Keywords

1 Introduction

Service providers must have the capacity to adapt to the dynamic, globalized market with greater access to technology [1, 2], and services should be oriented to customers and their expectations. Tools that help convert data into useful information for decision-making play an important role in knowing the value of use that customers give to services [2, 3]. Analyzing this value provides important indicators for evaluating and improving the services. In this sense, it is relevant to identify the sources containing user information that can be used to obtain useful indicators for decision-making.

Currently, one of the main sources of information is the Web, where most information is in the form of unstructured text, emails, personal or institutional webpages, comments on social networks, digital books, newspapers, and databases. The process for extracting this information was developed approximately 80 years ago [4,5,6]. Given the amount of information that exists, it is almost impossible to retrieve it, index it, and interpret it manually. Therefore, text mining techniques are used to identify patterns, predict usage trends, identify semantic structures, and classify instances and entities automatically [5, 7]. Text mining allows service providers to obtain relevant information for decision-making, for example, by analyzing customers’ comments and opinions, which are available on the Web, and adapting their services according to the customers’ needs and preferences [8,9,10].

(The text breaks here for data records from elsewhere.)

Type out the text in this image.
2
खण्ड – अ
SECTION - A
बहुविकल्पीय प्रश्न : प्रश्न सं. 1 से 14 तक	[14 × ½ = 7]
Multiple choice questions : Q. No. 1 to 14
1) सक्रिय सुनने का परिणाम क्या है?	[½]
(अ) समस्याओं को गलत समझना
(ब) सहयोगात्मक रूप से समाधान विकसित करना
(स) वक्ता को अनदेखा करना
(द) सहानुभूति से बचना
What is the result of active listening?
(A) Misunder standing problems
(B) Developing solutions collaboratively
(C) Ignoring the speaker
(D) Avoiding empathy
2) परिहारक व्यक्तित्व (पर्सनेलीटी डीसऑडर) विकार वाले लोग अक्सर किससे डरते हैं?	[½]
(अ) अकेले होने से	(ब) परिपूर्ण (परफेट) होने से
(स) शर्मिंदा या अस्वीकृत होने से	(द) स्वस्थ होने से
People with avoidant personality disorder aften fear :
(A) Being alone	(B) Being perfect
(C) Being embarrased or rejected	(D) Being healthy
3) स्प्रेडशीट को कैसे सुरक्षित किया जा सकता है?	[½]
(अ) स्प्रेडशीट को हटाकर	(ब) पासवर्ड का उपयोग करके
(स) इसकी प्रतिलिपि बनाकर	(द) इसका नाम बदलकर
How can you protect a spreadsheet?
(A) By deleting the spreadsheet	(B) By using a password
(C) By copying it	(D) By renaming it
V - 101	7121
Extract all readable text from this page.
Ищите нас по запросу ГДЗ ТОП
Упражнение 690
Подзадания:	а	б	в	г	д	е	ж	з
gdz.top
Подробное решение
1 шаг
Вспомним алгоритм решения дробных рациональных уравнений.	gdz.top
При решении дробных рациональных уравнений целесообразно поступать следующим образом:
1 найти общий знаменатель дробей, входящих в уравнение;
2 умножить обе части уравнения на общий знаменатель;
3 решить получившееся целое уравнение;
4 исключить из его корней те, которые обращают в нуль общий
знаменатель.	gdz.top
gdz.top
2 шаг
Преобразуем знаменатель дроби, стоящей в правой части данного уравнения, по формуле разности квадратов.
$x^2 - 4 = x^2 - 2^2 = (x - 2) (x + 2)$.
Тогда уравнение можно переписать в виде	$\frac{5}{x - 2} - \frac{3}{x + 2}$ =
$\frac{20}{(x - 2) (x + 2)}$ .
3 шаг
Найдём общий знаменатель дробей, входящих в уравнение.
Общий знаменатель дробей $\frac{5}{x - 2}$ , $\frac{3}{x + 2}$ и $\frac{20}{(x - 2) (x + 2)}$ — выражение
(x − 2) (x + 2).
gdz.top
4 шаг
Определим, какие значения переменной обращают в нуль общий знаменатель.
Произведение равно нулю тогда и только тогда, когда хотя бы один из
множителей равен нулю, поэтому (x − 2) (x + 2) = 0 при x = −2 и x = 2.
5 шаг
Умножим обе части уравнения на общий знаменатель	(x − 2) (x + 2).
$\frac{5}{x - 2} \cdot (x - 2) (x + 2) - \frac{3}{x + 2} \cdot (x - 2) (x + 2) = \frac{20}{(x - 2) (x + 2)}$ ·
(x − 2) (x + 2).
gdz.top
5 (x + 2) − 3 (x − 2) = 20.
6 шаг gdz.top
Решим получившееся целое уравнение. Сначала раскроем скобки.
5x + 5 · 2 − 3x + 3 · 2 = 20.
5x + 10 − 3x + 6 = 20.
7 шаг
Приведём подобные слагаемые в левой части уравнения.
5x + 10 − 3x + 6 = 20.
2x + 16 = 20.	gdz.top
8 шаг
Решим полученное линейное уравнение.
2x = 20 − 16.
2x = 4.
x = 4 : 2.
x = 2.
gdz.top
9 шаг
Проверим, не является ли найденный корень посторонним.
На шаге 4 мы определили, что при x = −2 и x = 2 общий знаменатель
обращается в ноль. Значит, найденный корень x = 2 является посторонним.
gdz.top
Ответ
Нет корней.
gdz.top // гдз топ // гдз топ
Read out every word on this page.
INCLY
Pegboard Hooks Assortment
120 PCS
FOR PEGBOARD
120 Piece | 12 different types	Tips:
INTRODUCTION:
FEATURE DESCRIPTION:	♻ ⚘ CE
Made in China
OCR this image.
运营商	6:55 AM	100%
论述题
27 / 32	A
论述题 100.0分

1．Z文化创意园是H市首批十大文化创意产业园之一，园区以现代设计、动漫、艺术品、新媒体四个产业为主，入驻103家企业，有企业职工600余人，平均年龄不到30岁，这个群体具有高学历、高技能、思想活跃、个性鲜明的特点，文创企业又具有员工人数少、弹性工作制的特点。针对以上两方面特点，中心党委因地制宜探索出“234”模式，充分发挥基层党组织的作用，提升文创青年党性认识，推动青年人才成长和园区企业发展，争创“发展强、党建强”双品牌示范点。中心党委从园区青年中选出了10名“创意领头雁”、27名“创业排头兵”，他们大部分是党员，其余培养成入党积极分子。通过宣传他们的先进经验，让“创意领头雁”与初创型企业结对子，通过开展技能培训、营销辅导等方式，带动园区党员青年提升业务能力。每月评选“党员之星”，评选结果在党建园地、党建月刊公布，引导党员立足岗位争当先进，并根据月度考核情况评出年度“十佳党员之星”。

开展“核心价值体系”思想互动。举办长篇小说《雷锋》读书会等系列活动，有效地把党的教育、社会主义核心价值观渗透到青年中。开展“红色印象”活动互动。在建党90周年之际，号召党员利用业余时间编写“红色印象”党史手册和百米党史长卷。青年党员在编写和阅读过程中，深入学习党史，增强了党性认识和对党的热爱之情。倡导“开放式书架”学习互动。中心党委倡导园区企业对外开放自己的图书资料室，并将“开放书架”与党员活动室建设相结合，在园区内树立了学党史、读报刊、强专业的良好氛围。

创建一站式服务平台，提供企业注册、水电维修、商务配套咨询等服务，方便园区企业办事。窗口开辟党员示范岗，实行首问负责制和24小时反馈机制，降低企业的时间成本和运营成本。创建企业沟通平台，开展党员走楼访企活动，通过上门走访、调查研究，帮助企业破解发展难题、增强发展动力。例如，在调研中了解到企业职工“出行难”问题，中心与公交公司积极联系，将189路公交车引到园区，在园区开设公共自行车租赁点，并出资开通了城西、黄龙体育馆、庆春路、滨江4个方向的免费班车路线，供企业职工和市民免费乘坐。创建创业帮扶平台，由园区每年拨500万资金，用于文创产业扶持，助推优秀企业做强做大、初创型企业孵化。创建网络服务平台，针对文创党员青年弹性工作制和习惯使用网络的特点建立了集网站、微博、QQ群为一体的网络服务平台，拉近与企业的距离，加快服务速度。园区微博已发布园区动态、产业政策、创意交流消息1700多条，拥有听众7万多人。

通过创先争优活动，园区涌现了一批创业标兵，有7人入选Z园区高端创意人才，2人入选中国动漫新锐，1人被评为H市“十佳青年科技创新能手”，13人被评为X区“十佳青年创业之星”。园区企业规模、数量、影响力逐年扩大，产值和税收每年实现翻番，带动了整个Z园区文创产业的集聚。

The purpose of this paper is to propose a method based on text mining techniques that will allow for understanding users’ experiences of a service on the basis of their written comments on the Web. For this, user experiences were conceptualized, recovered, and quantified. The user’s experience of a service was classified into the categories of instrumental qualities, non-instrumental qualities, and emotional reactions [11]. A case study on the tourist domain was conducted to assess the accuracy of the rules in the classification of sentences in the three categories.

This study contributes to the growing literature on service science, and especially to the field of user experience, by introducing an automatic method for obtaining and presenting the key factors that influence the success of a service focused on the experiences of its users. The remainder of this paper will proceed as follows. Sections 2 and 3 present the main theoretical concepts related to the study, while Sect. 4 provides an overview of the methods for establishing the sets of rules. Section 5 presents the controlled experiment that was conducted to assess the validity of the rules. The paper ends with concluding remarks and future work in Sect. 6.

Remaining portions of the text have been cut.